What is that thing they say about people who do the same thing over and over and expect different results? Right. Well, that would be me when it comes to making chocolate mousse on Valentine’s Day. Or should I say, attempting to make chocolate mousse on Valentine’s Day?

The ritual started the year after we spent some time living in France with our kids. In our village there was a restaurant that must have been famous for its mousse au chocolat. I am no connoisseur, but it was incredible — light and dense at the same time, rich but not obnoxious. Oh, and it was enormous. The first time we ordered it, we expected a ramekin of mousse like you get in most French restaurants around here. Instead, the guy brought out a mixing bowl of the stuff. “Family style,” he said as he thunked it on the table between us. Lauren (age almost three) immediately slid the massive bowl in front of her and dug in. When someone tried to sneak their spoon into the mousse, she would smack them away saying, “Stay away from my pile!” She really was a sweet, darling child — but she would not be messed with when it came to chocolate mousse.

Ever since then, every Valentines’ Day I have tried to recreate the indescribably delicious taste and fluffy texture that comes from whipping — then folding — chocolate and eggs together just so. And every year, I end up with something that tastes great but in texture is much closer to fudge than mousse. I don’t know, it’s something about beating the eggs to “medium-firm-but-not-too-firm” peaks that just throws me every time.

So this morning, as I was corralling my mousse ingredients (I’ve tried several different recipes, by the way, including Julia Child’s “perfect” chocolate mousse and what Dorie Greenspan calls the “French housewife’s secret mousse.”) and feeling my stomach start to tighten from mousse-related anxiety, it suddenly occurred to me that chocolate mousse just might be one of those things — like tamales and Vietnamese eggrolls — that are probably better left to the professionals. And that’s okay.

As a replacement, I remembered a recipe from Joanne Harris’ cookbook, “My French Kitchen” that I’ve been wanting to try. It’s a chocolate cake that uses ground almonds as the “flour.” Hey, I thought, If it’s good enough for the author of Chocolat,” it’s probably gonna pass muster with my Valentines (including my wheat-free spouse).
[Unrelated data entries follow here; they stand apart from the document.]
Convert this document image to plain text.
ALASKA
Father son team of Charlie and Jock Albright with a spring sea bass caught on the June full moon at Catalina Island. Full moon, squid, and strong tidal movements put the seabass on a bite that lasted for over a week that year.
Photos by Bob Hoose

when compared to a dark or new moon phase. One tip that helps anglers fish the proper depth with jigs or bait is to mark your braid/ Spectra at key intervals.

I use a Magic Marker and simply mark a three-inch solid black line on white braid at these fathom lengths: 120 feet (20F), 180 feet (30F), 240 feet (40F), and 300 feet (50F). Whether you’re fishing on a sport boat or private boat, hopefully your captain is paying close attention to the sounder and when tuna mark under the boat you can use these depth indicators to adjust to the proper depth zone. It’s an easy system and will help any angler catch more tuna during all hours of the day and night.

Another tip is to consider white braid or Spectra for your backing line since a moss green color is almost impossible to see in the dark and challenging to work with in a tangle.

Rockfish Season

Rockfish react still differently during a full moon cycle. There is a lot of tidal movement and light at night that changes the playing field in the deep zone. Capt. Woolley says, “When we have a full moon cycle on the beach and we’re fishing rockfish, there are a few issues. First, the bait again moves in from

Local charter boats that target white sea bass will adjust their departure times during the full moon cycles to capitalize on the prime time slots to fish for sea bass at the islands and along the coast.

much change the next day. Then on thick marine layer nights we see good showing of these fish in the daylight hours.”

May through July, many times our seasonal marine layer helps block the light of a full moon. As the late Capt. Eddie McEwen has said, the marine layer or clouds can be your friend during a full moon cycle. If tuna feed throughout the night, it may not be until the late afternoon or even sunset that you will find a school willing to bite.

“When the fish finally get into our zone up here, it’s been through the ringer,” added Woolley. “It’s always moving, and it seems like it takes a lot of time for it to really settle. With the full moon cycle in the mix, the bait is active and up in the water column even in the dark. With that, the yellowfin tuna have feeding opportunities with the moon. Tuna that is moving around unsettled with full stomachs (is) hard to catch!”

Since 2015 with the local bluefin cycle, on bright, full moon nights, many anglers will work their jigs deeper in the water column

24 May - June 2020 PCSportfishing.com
This cake was surprisingly easy to make (which was a relief to my shaken culinary confidence), and baking it made my house smell like a chocolate factory. With dense, rich, and delicious chocolatey desserts like this, who needs mousse anyway? Guess I’m not crazy after all.

Gateau Lawrence
Ingredients
6 1/2 ounces bittersweet chocolate (I used 2 bars of Green & Black’s organic 70% cocoa)
12 tbs. unsalted butter (1 1/2 sticks) at room temp.
1/2 cup sugar (the recipe called for 2/3 cup)
1 2/3 cups ground raw almonds (use your food processor)
4 large eggs, separated

Preheat the oven to 300 degrees. Line a 10-inch springform pan with parchment paper. Break up the chocolate and melt it in a double boiler over simmering water. Remove from heat and let it cool slightly. Cream together the sugar and the butter with an electric mixer.

Add the ground almonds, egg yolks, and chocolate, and beat until evenly blended. Beat the egg whites until stiff, add the the chocolate mixture, and fold in until well mixed. Pour into prepared cake pan and bake for 35 minutes (mine took 40 mins.).

Allow the cake to cool for a few minutes before carefully removing the sides of the pan. Slide a wide knife under the cake to release it from the parchment.

You can also make a chocolate glaze to pour over the top by melting 3 1/2 ounces chocolate and 3 tbs. butter in a double boiler. Or not. This cake is already extremely chocolatey and rich, so I think that might be too much. Well, probably not for Lauren.